Another toxicity to aquatic algae study was carried out for 72 hrs for assessing the effect of test chemical on Raphidocelis subcapitata (green algae). Algae were routinely cultured at 25±1 °C with light in Cyanobacteria BG-11 Freshwater Solution. The culture was split twice a week, adding fresh medium. Test chemical solution was prepared directly by dissolving the formulation powder in specific test medium for algae (ISO 8692 medium). Limit test was performed using a nominal test chemical conc. of 100 mg/l. Test was conducted using the same test procedure and test conditions as mentioned in above study. On basis of effect of the test chemical on growth rate of the test organism Raphidocelis subcapitata, the 72 hr ErC50 value was determined to be 152.76 mg/l (95% C. I. – 134.406 to 179.274 mg/l) & on the basis of biomass, the 72 hr EbC50 value was determined to be 25.904 mg/l (95% C. I. – 22.233 to 32.632 mg/l), respectively.
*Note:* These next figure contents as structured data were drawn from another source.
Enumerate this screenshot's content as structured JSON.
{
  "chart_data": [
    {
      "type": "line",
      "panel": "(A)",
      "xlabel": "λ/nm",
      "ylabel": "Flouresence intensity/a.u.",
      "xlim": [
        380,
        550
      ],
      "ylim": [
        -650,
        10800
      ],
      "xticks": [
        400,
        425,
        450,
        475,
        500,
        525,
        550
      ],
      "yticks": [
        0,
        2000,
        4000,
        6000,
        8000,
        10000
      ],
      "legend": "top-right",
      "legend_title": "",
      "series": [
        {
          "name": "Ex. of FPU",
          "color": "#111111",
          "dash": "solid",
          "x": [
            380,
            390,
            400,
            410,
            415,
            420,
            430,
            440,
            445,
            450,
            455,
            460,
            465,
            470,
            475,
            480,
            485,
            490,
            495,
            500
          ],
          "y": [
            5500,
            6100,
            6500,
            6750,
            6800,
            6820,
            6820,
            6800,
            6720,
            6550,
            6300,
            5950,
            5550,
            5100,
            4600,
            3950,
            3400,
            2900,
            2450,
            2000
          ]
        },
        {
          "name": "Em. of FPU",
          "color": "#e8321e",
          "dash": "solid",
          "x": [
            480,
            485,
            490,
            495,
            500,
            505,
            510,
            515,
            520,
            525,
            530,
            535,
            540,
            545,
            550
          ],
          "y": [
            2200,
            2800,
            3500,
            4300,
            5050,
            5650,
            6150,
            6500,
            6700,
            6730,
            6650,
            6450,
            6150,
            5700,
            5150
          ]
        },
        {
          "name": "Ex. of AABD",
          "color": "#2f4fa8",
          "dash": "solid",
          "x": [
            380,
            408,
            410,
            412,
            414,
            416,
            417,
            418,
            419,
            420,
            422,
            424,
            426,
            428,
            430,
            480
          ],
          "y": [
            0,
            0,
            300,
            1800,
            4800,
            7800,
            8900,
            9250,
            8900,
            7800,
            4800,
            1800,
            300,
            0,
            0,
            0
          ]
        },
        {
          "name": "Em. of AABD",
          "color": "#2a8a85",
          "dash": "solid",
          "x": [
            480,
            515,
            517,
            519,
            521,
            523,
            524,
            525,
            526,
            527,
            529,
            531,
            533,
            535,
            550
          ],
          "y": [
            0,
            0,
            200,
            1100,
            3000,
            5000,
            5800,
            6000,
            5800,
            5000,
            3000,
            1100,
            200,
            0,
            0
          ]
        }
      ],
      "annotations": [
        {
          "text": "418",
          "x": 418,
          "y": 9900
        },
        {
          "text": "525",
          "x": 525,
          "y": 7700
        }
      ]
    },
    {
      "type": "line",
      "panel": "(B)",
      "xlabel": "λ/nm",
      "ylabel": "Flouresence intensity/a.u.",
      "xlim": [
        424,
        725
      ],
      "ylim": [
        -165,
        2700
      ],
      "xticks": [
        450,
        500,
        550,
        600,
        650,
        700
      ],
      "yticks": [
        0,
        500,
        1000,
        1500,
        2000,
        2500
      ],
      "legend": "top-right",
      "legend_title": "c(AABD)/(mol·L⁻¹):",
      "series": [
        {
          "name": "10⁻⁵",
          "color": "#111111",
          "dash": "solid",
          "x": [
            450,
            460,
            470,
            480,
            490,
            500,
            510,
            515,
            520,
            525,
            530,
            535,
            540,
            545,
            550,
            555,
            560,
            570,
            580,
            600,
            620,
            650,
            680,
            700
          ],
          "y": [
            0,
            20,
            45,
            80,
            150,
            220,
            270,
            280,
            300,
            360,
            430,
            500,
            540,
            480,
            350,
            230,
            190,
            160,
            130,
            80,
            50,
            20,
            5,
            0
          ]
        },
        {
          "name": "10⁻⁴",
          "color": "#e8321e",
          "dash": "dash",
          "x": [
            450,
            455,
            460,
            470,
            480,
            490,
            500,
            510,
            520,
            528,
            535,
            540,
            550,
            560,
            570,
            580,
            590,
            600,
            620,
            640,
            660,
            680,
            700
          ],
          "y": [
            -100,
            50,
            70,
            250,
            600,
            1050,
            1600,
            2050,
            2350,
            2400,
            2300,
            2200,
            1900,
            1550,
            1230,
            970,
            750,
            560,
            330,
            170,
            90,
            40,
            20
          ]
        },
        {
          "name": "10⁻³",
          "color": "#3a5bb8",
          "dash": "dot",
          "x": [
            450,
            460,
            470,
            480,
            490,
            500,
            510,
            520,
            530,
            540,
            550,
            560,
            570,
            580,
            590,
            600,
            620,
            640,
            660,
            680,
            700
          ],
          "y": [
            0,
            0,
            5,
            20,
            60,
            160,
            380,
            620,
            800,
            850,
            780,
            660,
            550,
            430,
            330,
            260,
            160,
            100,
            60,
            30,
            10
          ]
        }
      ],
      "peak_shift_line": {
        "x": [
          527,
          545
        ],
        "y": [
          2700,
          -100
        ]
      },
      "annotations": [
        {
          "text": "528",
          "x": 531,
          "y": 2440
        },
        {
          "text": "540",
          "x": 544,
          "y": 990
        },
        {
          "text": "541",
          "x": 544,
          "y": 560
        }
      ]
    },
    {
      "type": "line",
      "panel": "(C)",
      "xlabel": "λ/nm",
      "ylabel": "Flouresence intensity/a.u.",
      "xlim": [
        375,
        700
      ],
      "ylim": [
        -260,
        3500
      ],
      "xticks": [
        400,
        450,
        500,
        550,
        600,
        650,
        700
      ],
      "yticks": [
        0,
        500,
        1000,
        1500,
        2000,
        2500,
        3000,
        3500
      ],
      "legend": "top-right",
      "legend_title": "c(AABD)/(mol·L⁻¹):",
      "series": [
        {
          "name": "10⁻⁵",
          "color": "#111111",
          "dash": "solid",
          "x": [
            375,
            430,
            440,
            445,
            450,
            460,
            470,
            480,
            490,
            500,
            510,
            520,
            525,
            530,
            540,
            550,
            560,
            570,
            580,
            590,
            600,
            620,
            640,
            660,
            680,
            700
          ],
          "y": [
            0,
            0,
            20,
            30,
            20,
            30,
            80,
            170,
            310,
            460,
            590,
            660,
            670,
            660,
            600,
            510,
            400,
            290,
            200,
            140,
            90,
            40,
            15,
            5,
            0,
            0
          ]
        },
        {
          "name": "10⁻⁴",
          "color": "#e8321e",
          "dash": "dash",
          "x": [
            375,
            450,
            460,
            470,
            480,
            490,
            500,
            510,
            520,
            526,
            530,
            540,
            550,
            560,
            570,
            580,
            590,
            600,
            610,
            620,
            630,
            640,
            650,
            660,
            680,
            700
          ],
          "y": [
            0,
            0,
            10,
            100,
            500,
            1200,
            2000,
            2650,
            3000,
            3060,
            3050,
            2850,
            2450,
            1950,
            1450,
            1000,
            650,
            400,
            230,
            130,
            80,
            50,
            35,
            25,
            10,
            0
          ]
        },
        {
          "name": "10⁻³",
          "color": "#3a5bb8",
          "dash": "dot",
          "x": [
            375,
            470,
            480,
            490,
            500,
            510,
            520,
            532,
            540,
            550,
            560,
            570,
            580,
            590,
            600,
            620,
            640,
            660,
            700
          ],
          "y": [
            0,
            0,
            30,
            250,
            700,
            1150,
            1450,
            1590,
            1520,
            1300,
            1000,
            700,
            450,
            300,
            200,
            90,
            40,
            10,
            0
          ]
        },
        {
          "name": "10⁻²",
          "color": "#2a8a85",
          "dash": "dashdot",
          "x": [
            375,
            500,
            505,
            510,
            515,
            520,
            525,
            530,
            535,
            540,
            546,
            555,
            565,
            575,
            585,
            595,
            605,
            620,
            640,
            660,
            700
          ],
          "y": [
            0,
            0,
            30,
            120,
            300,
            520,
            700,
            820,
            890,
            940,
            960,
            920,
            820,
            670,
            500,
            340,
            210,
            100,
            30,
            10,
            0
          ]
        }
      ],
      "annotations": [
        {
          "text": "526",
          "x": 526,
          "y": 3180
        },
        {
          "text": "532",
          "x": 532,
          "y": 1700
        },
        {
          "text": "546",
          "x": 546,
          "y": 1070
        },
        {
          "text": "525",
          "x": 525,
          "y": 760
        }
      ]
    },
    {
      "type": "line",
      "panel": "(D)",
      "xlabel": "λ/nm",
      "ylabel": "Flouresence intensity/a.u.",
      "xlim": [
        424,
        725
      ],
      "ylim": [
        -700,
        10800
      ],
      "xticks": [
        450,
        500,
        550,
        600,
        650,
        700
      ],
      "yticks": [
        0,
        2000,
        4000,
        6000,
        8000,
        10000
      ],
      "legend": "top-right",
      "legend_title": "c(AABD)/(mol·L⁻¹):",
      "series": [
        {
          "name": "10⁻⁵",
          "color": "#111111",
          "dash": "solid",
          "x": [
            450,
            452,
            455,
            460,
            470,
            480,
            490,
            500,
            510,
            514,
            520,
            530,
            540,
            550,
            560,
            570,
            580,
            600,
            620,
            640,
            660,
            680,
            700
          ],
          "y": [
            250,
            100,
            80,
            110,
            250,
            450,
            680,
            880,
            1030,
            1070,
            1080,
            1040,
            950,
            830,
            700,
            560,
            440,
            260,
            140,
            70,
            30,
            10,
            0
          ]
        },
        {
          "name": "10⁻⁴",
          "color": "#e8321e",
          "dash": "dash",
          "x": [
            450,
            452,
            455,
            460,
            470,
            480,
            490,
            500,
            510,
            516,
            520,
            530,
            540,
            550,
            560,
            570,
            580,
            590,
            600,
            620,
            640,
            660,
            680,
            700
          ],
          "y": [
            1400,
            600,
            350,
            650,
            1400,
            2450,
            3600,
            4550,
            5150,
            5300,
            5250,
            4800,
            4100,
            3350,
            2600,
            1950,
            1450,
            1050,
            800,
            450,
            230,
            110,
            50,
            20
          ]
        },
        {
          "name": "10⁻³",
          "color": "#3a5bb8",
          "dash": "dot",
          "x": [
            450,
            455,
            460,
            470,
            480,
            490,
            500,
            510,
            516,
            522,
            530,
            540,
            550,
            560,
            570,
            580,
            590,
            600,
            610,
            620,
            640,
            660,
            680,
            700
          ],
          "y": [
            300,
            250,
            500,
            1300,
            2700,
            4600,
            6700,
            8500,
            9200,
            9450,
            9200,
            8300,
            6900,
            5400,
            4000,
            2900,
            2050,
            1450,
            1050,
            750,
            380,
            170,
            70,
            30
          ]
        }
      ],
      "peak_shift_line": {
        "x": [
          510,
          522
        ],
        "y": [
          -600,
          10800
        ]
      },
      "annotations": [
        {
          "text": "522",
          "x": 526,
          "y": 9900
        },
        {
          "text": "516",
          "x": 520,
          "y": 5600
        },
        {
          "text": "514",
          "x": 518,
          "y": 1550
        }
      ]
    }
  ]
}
Thus, based on the ErC50 value (152.76 mg/l) alongwith growth rate effect, test chemical was considered as non-toxic to aq. algae and hence, considered to be ‘not classified’ as per CLP classification criteria.

 

On the basis of the experimental studies of the structurally and functionally similar read across chemical and applying the weight of evidence approach and by evaluating the effect of test chemical on test organism, the 48 hr ErC50 value can be expected to be in the range 135.323 to 152.76 mg/l, respectively. Thus, based on the ErC50 value alongwith growth rate effect, test chemical was considered as non-toxic to aq. algae and hence, considered to be ‘not classified’ as per CLP classification criteria.

On the basis of the available information of aquatic toxicity studies, it can be concluded that the test chemical was considered as non-toxic to aquatic organisms at environmental relevant concentrations andhence, considered to be ‘not classified’ as per the CLP classification criteria.